Richard Baïma : du fourneau aux étoiles

Photographie : Photokiff - Texte : Elisabeth Grosdhomme
Richard Baima - BAT

Richard Baïma a appris la cuisine auprès des plus grands maîtres. D’abord, dès l’enfance, auprès de sa grand-mère, italienne, qui n’eût sans doute pas voulu être qualifiée ainsi mais cuisinait bel et bien comme un chef ; puis, au cours de ses études et de ses premières années dans le métier, auprès des chefs étoilés des plus grandes tables françaises : Michel Sarran au Mas du Langoustier à Porquerolles,  Jean-Michel Lorain à la Côte Saint-Jacques à Joigny, Dominique Le Stanc au Chantecler, le restaurant de l’hôtel Negresco à Nice, Marc Pralong à l’Auberge de la Calanque au Lavandou, et finalement Alain Senderens, dont il fut le second chez Lucas Carton à Paris pendant dix ans.

La logique aurait voulu qu’il continue ainsi le cursus honorum du luxe culinaire et s’installe aux commandes d’un restaurant de prestige ici ou là. Les propositions n’ont d’ailleurs pas manqué. Finalement c’est un mélange de hasard et d’envie qui a amené Richard Baïma sur une autre voie : créer sa propre adresse, Le Julianon à Senlis.

L’envie, après tant d’années passées dans des palaces, c’était de faire découvrir la belle cuisine à un plus large public, et aussi de devenir patron à part entière de sa propre affaire.

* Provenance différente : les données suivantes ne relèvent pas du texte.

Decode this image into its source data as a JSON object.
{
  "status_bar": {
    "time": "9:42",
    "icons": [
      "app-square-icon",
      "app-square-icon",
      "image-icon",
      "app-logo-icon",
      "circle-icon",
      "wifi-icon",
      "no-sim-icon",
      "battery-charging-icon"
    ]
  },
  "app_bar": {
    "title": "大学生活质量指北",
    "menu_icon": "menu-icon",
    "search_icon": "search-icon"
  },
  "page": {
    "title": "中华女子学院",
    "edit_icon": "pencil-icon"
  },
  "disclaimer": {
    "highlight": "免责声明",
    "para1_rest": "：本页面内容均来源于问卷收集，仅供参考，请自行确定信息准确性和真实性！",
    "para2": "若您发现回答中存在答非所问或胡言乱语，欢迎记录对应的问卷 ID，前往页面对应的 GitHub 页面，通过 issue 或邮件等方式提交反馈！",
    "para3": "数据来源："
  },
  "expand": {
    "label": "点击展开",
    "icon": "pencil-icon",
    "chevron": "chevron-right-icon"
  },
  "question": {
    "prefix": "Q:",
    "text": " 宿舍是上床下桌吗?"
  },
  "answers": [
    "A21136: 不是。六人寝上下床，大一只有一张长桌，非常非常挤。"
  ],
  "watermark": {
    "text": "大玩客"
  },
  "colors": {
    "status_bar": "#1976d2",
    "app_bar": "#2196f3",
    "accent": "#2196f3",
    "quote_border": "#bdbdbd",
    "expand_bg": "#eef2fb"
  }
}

Le hasard ce fut, en 2007, un rendez-vous manqué avec Marc Meneau, le célèbre chef du restaurant L’Espérance à Saint-Père sous Vézelay, qui cherchait du renfort pour relancer sa table. Le rendez-vous fut annulé en dernière minute, comme il arrive parfois lorsque l’agenda se bouscule, et au même moment, Richard Baïma se voyait signaler par ses beaux-parents, installés dans la région, qu’un fonds de commerce, une ancienne crêperie, était à vendre à Senlis.

Richard franchit le pas, ouvre son restaurant et y propose une cuisine incarnant tout ce en quoi il croit : des produits frais, de qualité impeccable, fournis par des artisans soigneusement choisis, qui célèbrent la richesse d’un terroir ; pour magnifier ces produits, des recettes simples (pas plus de trois ou quatre produits par plat) mais pas simplistes, mobilisant imagination et créativité pour faire ressortir les saveurs, révéler la quintessence de chaque ingrédient, éduquer le goût ; une extrême exigence dans l’exécution des recettes, dans la mise en œuvre d’un savoir-faire de précision. Pas de réchauffé, pas de sous-vide, tout est fait sur place, même le pain ; pas de carte, juste un menu qui change chaque jour, midi et soir, en fonction des produits disponibles et de l’inspiration du chef.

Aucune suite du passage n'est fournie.